Introuduction: For Assignment 7, I have selected three books, each
with two authors. Initially, I have written the code for the HTML, XML,
and JSON files in a text editor, saved them accordingly, and uploaded
them to my GitHub repository. Then, I read the files in HTML, XML, and
JSON formats directly from GitHub and obtained the output in a tabular
format.
Load the required packages and libraries:
install.packages("xml2", repos = "https://cran.rstudio.com/")

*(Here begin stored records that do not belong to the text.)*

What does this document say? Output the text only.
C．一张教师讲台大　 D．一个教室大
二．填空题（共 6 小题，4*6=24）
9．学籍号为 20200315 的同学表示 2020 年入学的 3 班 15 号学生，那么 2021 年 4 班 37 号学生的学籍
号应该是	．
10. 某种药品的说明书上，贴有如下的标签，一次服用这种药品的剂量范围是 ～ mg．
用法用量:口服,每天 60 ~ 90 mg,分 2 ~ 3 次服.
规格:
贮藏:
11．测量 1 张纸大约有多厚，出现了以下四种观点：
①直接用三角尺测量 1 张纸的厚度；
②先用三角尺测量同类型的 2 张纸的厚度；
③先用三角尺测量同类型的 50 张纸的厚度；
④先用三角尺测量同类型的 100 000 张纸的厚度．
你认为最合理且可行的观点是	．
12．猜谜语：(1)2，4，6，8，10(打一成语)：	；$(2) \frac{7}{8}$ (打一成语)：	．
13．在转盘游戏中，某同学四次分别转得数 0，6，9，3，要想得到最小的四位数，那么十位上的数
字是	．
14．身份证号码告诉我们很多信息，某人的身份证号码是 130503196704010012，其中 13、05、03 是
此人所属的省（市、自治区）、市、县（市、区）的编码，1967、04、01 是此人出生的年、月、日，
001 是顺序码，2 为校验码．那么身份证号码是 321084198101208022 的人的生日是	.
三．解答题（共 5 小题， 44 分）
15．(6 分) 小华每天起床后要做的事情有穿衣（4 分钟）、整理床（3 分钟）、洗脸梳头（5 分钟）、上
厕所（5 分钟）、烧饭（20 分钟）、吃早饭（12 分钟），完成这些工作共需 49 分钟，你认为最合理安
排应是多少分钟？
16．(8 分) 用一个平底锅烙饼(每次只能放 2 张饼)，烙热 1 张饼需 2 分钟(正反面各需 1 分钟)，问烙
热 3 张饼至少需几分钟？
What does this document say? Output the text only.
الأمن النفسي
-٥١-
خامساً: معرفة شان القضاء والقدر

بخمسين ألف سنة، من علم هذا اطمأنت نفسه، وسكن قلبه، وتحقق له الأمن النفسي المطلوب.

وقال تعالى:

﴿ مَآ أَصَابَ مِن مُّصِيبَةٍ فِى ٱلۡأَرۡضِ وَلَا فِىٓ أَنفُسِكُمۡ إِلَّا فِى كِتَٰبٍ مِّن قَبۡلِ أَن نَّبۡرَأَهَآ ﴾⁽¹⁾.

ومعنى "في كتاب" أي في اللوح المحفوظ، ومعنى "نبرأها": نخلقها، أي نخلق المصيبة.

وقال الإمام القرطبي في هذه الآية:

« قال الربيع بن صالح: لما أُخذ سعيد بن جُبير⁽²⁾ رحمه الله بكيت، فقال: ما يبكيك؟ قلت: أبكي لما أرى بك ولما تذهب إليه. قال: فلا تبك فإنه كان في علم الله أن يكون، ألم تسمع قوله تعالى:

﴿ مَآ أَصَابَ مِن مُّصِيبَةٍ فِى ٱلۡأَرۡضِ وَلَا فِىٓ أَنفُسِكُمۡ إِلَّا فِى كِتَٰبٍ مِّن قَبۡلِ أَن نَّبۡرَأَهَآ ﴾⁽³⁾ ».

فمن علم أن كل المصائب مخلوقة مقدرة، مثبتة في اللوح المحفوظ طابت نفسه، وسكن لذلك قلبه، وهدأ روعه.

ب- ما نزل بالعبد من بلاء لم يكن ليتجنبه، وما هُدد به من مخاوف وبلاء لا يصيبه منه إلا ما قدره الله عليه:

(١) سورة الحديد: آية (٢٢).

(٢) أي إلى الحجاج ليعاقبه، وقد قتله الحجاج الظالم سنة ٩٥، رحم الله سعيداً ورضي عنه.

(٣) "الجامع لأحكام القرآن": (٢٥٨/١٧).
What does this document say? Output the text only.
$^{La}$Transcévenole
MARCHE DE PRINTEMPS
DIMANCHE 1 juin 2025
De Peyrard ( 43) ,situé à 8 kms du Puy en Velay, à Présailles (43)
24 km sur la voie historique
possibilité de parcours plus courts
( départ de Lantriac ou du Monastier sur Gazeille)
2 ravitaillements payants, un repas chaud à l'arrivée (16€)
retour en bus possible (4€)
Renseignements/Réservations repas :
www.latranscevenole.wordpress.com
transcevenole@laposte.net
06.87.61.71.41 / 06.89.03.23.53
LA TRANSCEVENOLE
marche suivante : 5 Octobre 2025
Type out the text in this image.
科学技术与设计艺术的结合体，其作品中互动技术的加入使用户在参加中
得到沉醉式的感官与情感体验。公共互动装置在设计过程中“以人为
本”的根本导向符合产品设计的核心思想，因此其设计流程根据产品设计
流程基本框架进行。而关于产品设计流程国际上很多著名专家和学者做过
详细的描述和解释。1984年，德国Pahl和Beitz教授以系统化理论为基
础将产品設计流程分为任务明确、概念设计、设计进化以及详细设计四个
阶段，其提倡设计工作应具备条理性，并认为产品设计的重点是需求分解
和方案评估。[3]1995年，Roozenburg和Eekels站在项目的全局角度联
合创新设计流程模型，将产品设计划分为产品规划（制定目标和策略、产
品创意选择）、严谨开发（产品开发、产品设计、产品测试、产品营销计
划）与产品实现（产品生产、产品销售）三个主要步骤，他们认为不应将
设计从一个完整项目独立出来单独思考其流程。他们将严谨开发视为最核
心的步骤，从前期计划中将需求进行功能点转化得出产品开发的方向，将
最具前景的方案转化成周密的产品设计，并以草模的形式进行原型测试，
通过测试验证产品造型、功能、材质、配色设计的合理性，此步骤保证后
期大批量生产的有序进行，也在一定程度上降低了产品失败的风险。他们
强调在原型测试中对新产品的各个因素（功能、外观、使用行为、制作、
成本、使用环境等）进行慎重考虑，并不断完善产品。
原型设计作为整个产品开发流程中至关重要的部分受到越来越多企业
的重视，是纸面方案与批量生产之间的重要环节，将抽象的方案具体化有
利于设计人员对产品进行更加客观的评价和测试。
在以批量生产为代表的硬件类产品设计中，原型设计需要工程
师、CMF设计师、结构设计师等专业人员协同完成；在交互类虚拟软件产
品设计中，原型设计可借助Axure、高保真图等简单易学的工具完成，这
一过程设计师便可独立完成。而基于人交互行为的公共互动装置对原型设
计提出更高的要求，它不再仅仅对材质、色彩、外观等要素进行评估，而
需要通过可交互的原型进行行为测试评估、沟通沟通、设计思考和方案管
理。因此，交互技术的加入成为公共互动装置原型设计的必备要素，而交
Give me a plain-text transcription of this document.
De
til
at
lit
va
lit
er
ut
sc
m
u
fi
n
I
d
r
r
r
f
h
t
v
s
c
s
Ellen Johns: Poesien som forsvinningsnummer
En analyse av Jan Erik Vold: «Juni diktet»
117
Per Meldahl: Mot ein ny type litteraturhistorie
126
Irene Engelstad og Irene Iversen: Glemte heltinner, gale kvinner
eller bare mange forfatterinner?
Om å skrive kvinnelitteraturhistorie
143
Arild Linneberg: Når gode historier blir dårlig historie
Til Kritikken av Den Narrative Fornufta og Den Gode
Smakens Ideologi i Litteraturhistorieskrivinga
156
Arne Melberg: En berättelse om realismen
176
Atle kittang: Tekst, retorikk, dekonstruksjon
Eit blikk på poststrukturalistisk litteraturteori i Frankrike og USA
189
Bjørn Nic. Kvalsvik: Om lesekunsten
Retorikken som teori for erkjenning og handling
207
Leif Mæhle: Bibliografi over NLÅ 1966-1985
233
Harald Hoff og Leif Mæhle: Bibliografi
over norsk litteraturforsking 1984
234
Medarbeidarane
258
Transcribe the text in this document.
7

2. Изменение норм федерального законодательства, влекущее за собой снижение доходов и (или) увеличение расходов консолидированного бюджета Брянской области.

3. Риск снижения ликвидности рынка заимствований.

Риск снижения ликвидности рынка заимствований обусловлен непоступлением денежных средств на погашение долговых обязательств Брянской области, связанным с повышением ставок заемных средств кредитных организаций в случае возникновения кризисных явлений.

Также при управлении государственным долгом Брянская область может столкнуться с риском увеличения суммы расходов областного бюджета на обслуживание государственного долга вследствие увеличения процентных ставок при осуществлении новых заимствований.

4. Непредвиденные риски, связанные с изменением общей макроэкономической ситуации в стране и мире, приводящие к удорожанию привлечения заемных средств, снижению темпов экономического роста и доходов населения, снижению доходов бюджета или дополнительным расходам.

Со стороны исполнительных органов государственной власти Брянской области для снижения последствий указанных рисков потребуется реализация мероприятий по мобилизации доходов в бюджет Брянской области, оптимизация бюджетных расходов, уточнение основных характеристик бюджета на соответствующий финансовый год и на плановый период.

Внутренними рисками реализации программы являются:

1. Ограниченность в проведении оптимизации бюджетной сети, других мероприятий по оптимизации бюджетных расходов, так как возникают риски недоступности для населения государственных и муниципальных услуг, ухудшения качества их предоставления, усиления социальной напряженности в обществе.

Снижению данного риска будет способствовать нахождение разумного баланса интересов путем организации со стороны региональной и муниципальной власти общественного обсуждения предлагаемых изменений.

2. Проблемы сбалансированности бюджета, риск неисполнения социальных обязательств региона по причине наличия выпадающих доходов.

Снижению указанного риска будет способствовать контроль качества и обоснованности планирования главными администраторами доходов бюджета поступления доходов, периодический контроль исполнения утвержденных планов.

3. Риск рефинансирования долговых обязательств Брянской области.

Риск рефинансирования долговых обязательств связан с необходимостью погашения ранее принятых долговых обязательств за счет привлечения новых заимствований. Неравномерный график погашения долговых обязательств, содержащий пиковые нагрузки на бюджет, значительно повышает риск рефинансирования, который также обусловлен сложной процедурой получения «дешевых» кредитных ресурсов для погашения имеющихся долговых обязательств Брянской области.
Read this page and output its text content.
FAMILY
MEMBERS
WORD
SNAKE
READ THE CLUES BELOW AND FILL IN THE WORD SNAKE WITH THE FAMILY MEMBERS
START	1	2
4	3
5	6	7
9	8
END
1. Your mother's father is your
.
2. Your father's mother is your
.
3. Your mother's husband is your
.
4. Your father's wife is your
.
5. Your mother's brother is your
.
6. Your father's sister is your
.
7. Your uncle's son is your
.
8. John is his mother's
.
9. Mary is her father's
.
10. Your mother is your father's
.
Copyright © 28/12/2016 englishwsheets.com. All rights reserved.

## Installing package into 'C:/Users/zahid/AppData/Local/R/win-library/4.4'
## (as 'lib' is unspecified)
##
## There is a binary version available but the source version is later:
## binary source needs_compilation
## xml2 1.3.7 1.3.8 TRUE
## installing the source package 'xml2'
## Warning in install.packages("xml2", repos = "https://cran.rstudio.com/"):
## installation of package 'xml2' had non-zero exit status
library(xml2) # For xml file
## Warning: package 'xml2' was built under R version 4.4.3
library(jsonlite) # For JSON processing
library(rvest) # For HTML processing
Read the HTML file
html_data <- read_html("https://raw.githubusercontent.com/zahid607/Assignment-7/refs/heads/main/books.html")
# Extract the table
books_table <- html_data %>%
html_node("table") %>%
html_table(fill = TRUE)
# Convert to a data frame
df_html <- as.data.frame(books_table)
# Print the data frame
print(df_html)
## Title Authors Year
## 1 R for Data Science Hadley Wickham, Garrett Grolemund 2017
## 2 The Art of Data Science Roger D. Peng, Elizabeth Matsui 2015
## 3 Data Science for Business Foster Provost, Tom Fawcett 2013
## Publisher
## 1 O'Reilly Media
## 2 Leanpub
## 3 O'Reilly Media
Read the xml file:
# Define the raw XML file URL
xml_url <- "https://raw.githubusercontent.com/zahid607/Assignment-7/main/books.xml"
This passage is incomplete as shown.